Université du Luxembourg
Utilization of human Parkinson's disease specific neuroepithelial stem cells to define disease associated cellular phenotypes in a co-culture of oligodendrocytes and dopaminergic neurons - CORE
Parkinson's disease & PD-related disorders
Parkinsons disease (PD) is an age associated progressive neurodegenerative disease. With the advent of iPSC technology several disease specific cellular defects in neurons have been described. However, in these studies usually isolated and dissociated cultures of relatively pure dopaminergic neurons are used. In contrast to these models in vivo dopaminergic neurons are in close contact with other cell types including oligodendrocytes. Furthermore, previous studies have shown that besides dopaminergic neurons also oligodendrocytes degenerate during PD. Finally, our recently published data indicate that oligodendrocytes have a huge regenerative potential for PD. In the here proposed project we aim on generating an in vitro disease modelling system for Parkinsons disease, that mimics the in vivo situation better than currently used cultures of isolated dopaminergic neurons do.

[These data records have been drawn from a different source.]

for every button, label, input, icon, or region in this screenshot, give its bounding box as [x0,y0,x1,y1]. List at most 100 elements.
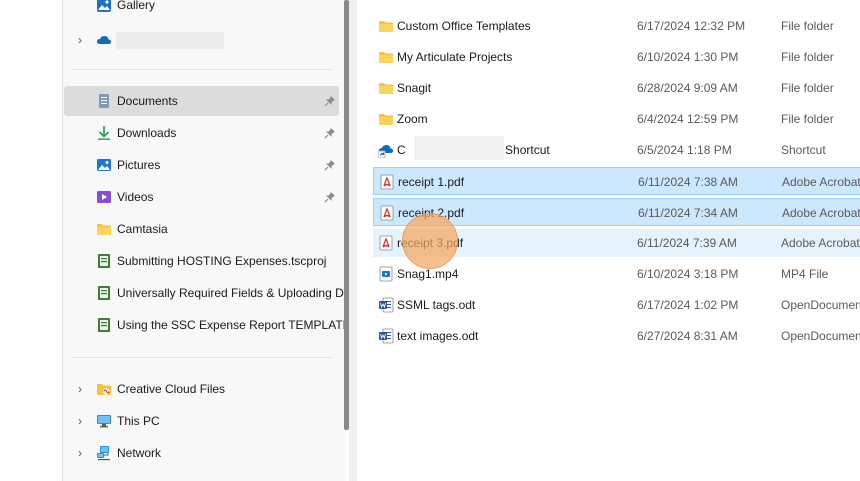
nav-item-camtasia[interactable]: Camtasia [64,214,339,244]
file-date-modified: 6/5/2024 1:18 PM [637,143,732,157]
file-name: text images.odt [397,329,479,343]
file-date-modified: 6/10/2024 1:30 PM [637,50,739,64]
file-row-receipt-2[interactable]: receipt 2.pdf 6/11/2024 7:34 AM Adobe Ac… [373,198,860,226]
pdf-icon [379,205,395,221]
pin-icon[interactable] [324,159,336,171]
file-date-modified: 6/17/2024 12:32 PM [637,19,746,33]
nav-item-documents[interactable]: Documents [64,86,339,116]
nav-item-label: Videos [117,190,154,204]
nav-item-recent-file[interactable]: Submitting HOSTING Expenses.tscproj [64,246,339,276]
nav-divider [73,357,333,358]
file-row-ssml-tags-odt[interactable]: SSML tags.odt 6/17/2024 1:02 PM OpenDocu… [373,291,860,319]
nav-item-label: Gallery [117,0,156,12]
redacted-shortcut-name [414,136,504,160]
pdf-icon [378,235,394,251]
word-document-icon [378,328,394,344]
file-type: OpenDocumen [781,298,860,312]
nav-item-this-pc[interactable]: › This PC [64,406,339,436]
chevron-right-icon[interactable]: › [74,383,86,395]
pane-splitter[interactable] [349,0,357,481]
file-name: Custom Office Templates [397,19,531,33]
nav-item-pictures[interactable]: Pictures [64,150,339,180]
file-type: Adobe Acrobat [782,175,860,189]
file-date-modified: 6/11/2024 7:34 AM [638,206,738,220]
file-date-modified: 6/27/2024 8:31 AM [637,329,738,343]
file-type: File folder [781,81,834,95]
file-row-custom-office-templates[interactable]: Custom Office Templates 6/17/2024 12:32 … [373,12,860,40]
nav-item-downloads[interactable]: Downloads [64,118,339,148]
folder-icon [378,111,394,127]
nav-item-label: Network [117,446,162,460]
documents-icon [96,93,112,109]
file-type: Adobe Acrobat [782,206,860,220]
onedrive-shortcut-icon [377,142,394,159]
file-name: receipt 2.pdf [398,206,465,220]
file-list: Custom Office Templates 6/17/2024 12:32 … [357,0,860,481]
file-date-modified: 6/17/2024 1:02 PM [637,298,739,312]
file-name: My Articulate Projects [397,50,513,64]
redacted-account-name [116,32,224,49]
folder-icon [378,49,394,65]
file-row-my-articulate-projects[interactable]: My Articulate Projects 6/10/2024 1:30 PM… [373,43,860,71]
folder-icon [378,80,394,96]
file-name: Snagit [397,81,432,95]
network-icon [96,445,112,461]
gallery-icon [96,0,112,13]
file-row-receipt-3[interactable]: receipt 3.pdf 6/11/2024 7:39 AM Adobe Ac… [373,229,860,257]
nav-item-recent-file[interactable]: Using the SSC Expense Report TEMPLATE.t [64,310,357,340]
pin-icon[interactable] [324,95,336,107]
chevron-right-icon[interactable]: › [74,415,86,427]
videos-icon [96,189,112,205]
file-row-snagit[interactable]: Snagit 6/28/2024 9:09 AM File folder [373,74,860,102]
nav-item-gallery[interactable]: Gallery [64,0,339,20]
nav-item-label: Submitting HOSTING Expenses.tscproj [117,254,327,268]
nav-item-label: Creative Cloud Files [117,382,226,396]
tscproj-file-icon [96,285,112,301]
file-row-zoom[interactable]: Zoom 6/4/2024 12:59 PM File folder [373,105,860,133]
nav-item-label: Downloads [117,126,177,140]
pin-icon[interactable] [324,127,336,139]
word-document-icon [378,297,394,313]
nav-item-label: Documents [117,94,178,108]
file-date-modified: 6/28/2024 9:09 AM [637,81,738,95]
nav-item-network[interactable]: › Network [64,438,339,468]
file-date-modified: 6/11/2024 7:39 AM [637,236,737,250]
nav-item-label: Pictures [117,158,161,172]
pin-icon[interactable] [324,191,336,203]
nav-item-onedrive[interactable]: › [64,25,339,55]
chevron-right-icon[interactable]: › [74,447,86,459]
nav-item-label: Universally Required Fields & Uploading … [117,286,344,300]
file-row-shortcut[interactable]: Cn - Shortcut 6/5/2024 1:18 PM Shortcut [373,136,860,164]
tscproj-file-icon [96,317,112,333]
file-row-snag1-mp4[interactable]: Snag1.mp4 6/10/2024 3:18 PM MP4 File [373,260,860,288]
cloud-icon [96,32,112,48]
chevron-right-icon[interactable]: › [74,34,86,46]
file-name: receipt 1.pdf [398,175,465,189]
file-type: OpenDocumen [781,329,860,343]
file-name: Snag1.mp4 [397,267,459,281]
nav-item-label: This PC [117,414,160,428]
nav-item-label: Camtasia [117,222,168,236]
video-file-icon [378,266,394,282]
file-type: File folder [781,50,834,64]
computer-icon [96,413,112,429]
file-type: File folder [781,19,834,33]
file-row-text-images-odt[interactable]: text images.odt 6/27/2024 8:31 AM OpenDo… [373,322,860,350]
file-name-prefix: C [397,143,406,157]
download-icon [96,125,112,141]
nav-item-creative-cloud-files[interactable]: › Creative Cloud Files [64,374,339,404]
window-margin [0,0,62,481]
nav-item-videos[interactable]: Videos [64,182,339,212]
file-name: SSML tags.odt [397,298,476,312]
file-name: receipt 3.pdf [397,236,464,250]
pictures-icon [96,157,112,173]
nav-item-recent-file[interactable]: Universally Required Fields & Uploading … [64,278,344,308]
nav-divider [73,69,333,70]
navigation-pane: Gallery › Documents Downloads Pictures V… [62,0,357,481]
file-row-receipt-1[interactable]: receipt 1.pdf 6/11/2024 7:38 AM Adobe Ac… [373,167,860,195]
file-type: Shortcut [781,143,826,157]
folder-icon [96,221,112,237]
file-name: Zoom [397,112,428,126]
creative-cloud-folder-icon [96,381,112,397]
file-date-modified: 6/11/2024 7:38 AM [638,175,738,189]
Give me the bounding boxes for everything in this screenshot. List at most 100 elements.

In order to achieve this aim we will make use of human Parkinsons disease patient specific induced pluripotent stem cells to generate dopaminergic neurons and oligodendrocytes. We will investigate disease associated cellular phenotypes/defects in these individual cell types. Most importantly we will address the question whether co-cultures of these cell types modify the before identified cellular defects. Finally, we will scale up the whole system to be able to use high-content imaging. This will allow us to conduct screens for genes or small molecules that modify or inhibit the before identified cellular phenotypes. In this project we will focus on the PD-associated LRRK2 G2019S mutation. However, future projects will also include other PD-related genes and mutations. Additionally, this project is part of a long-term strategy where we aim on in vitro modeling PD. Future approaches are planned to involve co-cultures with astrocytes and microglia.